Over the years I’ve been impressed by how well the program, the brainchild of Brian Balogh and executed by him and others at the University of Virginia (including Melvyn Leffler and Sidney Milkis) to sustain novice scholars of American Political Development tradition as they seek to acquire places in history, political science, and other academic departments. In 2007-08, I mentored Jefferson Decker, who was then a doctoral candidate in history at Columbia University. Subsequently he was an ACLS/Mellon New Faculty Fellow at Rutgers University-New Brunswick and has just been appointed an Assistant Professor of American Studies there. His book-in-progress is “The Other Rights Revolution: Conservative Lawyers and the Remaking of American Government.”
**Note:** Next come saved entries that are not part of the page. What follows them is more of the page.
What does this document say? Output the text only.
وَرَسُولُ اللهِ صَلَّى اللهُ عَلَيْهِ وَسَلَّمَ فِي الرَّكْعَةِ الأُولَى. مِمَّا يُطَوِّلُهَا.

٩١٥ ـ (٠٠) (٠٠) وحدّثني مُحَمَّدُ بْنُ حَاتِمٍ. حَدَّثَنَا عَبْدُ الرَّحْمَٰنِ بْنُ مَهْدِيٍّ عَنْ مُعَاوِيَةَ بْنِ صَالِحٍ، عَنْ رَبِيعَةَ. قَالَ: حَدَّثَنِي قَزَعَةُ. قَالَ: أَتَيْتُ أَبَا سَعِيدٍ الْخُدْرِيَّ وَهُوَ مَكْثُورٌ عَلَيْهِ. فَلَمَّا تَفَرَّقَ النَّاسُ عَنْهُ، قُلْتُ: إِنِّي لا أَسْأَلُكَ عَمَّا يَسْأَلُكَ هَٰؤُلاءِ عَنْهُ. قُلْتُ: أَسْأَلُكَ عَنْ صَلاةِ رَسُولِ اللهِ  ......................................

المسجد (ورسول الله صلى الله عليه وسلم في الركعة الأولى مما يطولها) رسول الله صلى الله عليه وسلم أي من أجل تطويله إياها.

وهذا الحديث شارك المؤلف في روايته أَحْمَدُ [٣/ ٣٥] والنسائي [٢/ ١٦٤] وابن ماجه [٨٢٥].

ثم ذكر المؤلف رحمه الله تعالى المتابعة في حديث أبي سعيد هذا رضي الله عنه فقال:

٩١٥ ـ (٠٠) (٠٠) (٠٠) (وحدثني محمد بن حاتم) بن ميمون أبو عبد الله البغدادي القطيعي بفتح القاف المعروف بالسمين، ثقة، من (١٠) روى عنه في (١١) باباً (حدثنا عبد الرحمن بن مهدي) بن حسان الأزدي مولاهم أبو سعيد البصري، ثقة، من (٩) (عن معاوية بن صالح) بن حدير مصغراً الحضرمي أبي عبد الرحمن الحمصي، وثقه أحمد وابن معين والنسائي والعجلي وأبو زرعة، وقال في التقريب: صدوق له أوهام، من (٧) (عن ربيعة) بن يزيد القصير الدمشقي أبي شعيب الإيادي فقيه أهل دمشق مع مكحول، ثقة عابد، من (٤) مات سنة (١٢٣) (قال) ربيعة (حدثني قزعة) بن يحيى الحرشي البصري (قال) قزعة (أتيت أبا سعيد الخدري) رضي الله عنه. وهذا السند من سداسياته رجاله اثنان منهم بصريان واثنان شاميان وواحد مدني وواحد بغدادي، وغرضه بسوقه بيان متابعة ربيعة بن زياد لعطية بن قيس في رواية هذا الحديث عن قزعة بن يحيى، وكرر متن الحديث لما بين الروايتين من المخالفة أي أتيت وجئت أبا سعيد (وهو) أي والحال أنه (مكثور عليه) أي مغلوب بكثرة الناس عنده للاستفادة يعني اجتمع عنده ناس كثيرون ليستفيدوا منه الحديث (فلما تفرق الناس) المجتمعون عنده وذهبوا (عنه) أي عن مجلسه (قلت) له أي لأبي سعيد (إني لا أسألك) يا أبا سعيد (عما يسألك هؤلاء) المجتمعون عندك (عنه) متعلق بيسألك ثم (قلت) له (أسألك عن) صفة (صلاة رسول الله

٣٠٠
Credit: Miller Center of Public Affairs The Fellowship grants each Fellow a one-year $20,000 stipend to support her or his research and writing which may focus on American politics, public policy, foreign policy, or the impact of global affairs on the United States. Along with the fellowship grant, the Miller Center helps the fellow choose a senior scholar who serves as a "Dream Mentor" throughout the fellowship year. [Clara’s Dream Mentor is Mary Dudziak!]
Last week I became (in the Miller Center's argot) a “recidivist” by appearing at the National Fellowship Spring Conference alongside my second fellow, Jack Epstein, who is ABD in history at Ohio University. His project is “Behind the Menacing Racket: Organized Labor, Federal Anti-Racketeering Policy, and the Law and Order Origins of the Modern American State, 1927–1970.”